How can it be day 18 already? With the travel before the Camino I have been away from home for nearly three weeks. Time is elastic, at times it feels as though I have only just left home, at others I feel as if I have been walking for months.
Last night’s dinner was enjoyable, spent in good company, but it was late. I didn’t get to bed until 9.30pm! And, on a full stomach, I didn’t sleep well. At least I didn’t have to worry that my wakefulness was disturbing others as I had a private room. When I finally gave up the battle with sleep I got up, sorted my bags and set off into the darkness. Today’s route was mainly along the side of a main road, the occasional lorry thundering past enlivened the walk but there were very few photo opportunities - but there was a lot of dust!
I fell into step with Louise and Z for a short while before our paces diverged. I was hungry and in need of a coffee and knew that Religios at 12km was going to be the first possible breakfast stop. I strided into the village, passing an Albergue because I could see a sign saying ‘Bar - Restaurant’ ahead. It was closed. I walked on, expecting to see another cafe - but they were all closed (8.30am-ish). I turned around and walked back, up hill to the Albergue, thinking that I must message Louise to tell her not to walk past. As it was all three of us arrived at about the same time and had an excellent breakfast before setting off again.

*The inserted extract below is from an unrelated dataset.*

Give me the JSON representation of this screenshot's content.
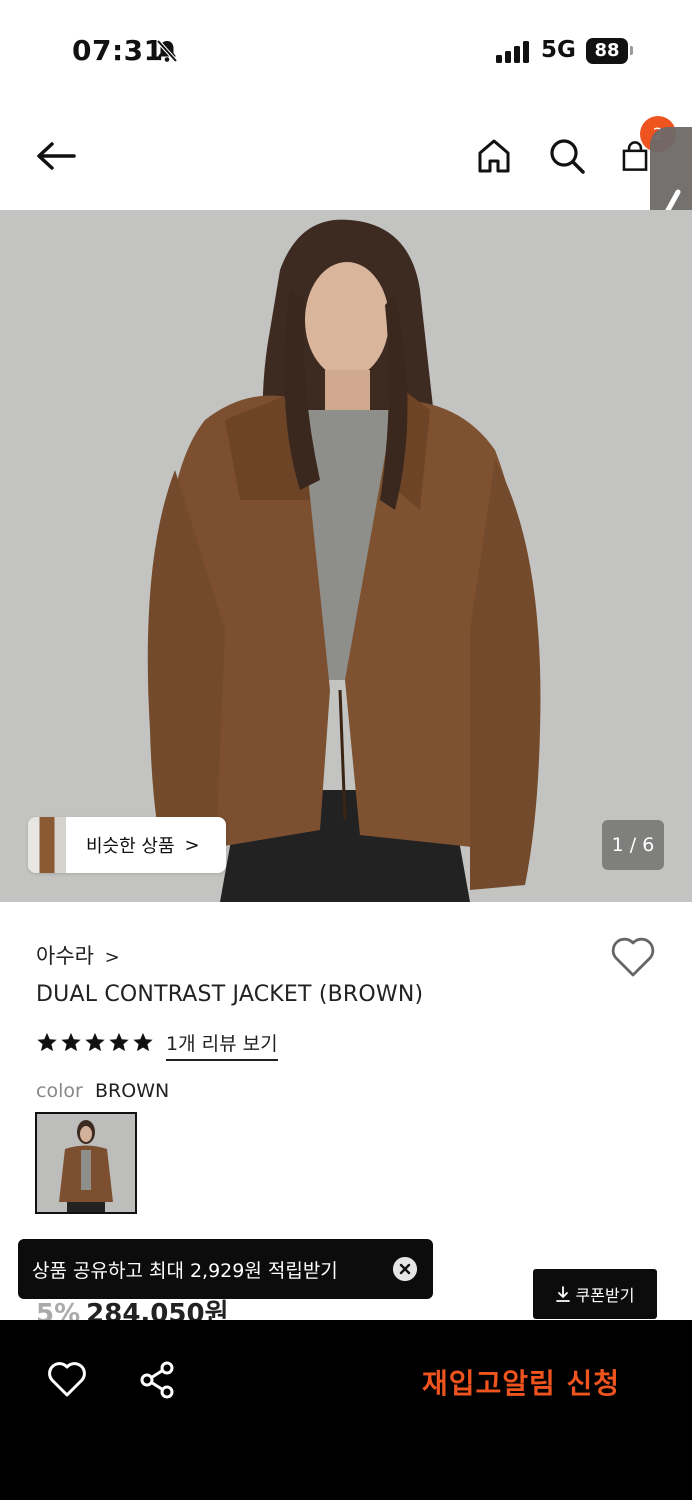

In Manislla de las Mulas, while trying to locate the correct route, I bumped into Martin who I have seen several times since we had dinner together in Belorado. He is obviously not an early morning walker as I seem to bump into him mid to late morning when he is just starting out and I am approaching the end of my walk. I also saw some really pretty crocheted street bunting in this town. One day I will get the hang of crochet - it still feels like I am just stabbing yarn and making a mess.
The approach to Arcahueja was a rare (for the last few days) steep hill. I’d had to book a hotel in this town as the only Albergue is ‘temporarily closed’ and I didn’t want to walk an extra 8km today to Leon today (would have made it a 38km day). The only hotel was a little off the Camino and involved going down a hill as steep as the one I’d just trudged up! As I walked down the hill I saw a figure at the junction waving at me. It was Terri. She, Scott and Molly had been sitting in a cafe having a sandwich before completing their day by going on to Leon. Of course I stopped for a coffee and a catch up before completing the final 200m to my hotel.
Louise and Z arrived shortly after I did, I heard them chatting as I was hanging out my washing on the balcony, so we enjoyed a beer and a snack to keep us going until dinner tonight. Two beers and two slices of tortilla for 4euros!
I thought today might be slower as I had loaded my rucksack with my new streamlined kit. Tomorrow I need to find the post office in Leon to send the extra kit to Santiago. My pace was actually a wee bit faster. I think I was desperate to get my walking shoes off! My walking boots have a lovely memory foam insole - loads of cushioning. My walking shoes don’t have the same level of cushioning. On soft, smooth ground or smooth tarmac they are fine, but after about 14 miles on rough, hard gravel which has no give in it my feet do a good impression of the Princess and the Pea! Every large pebble needs to be circumnavigated. I am regretting not snapping up the pair of Meidl that I saw when I was in Scotland. Not only did they have a lovely memory foam insole, they were a beautiful purple!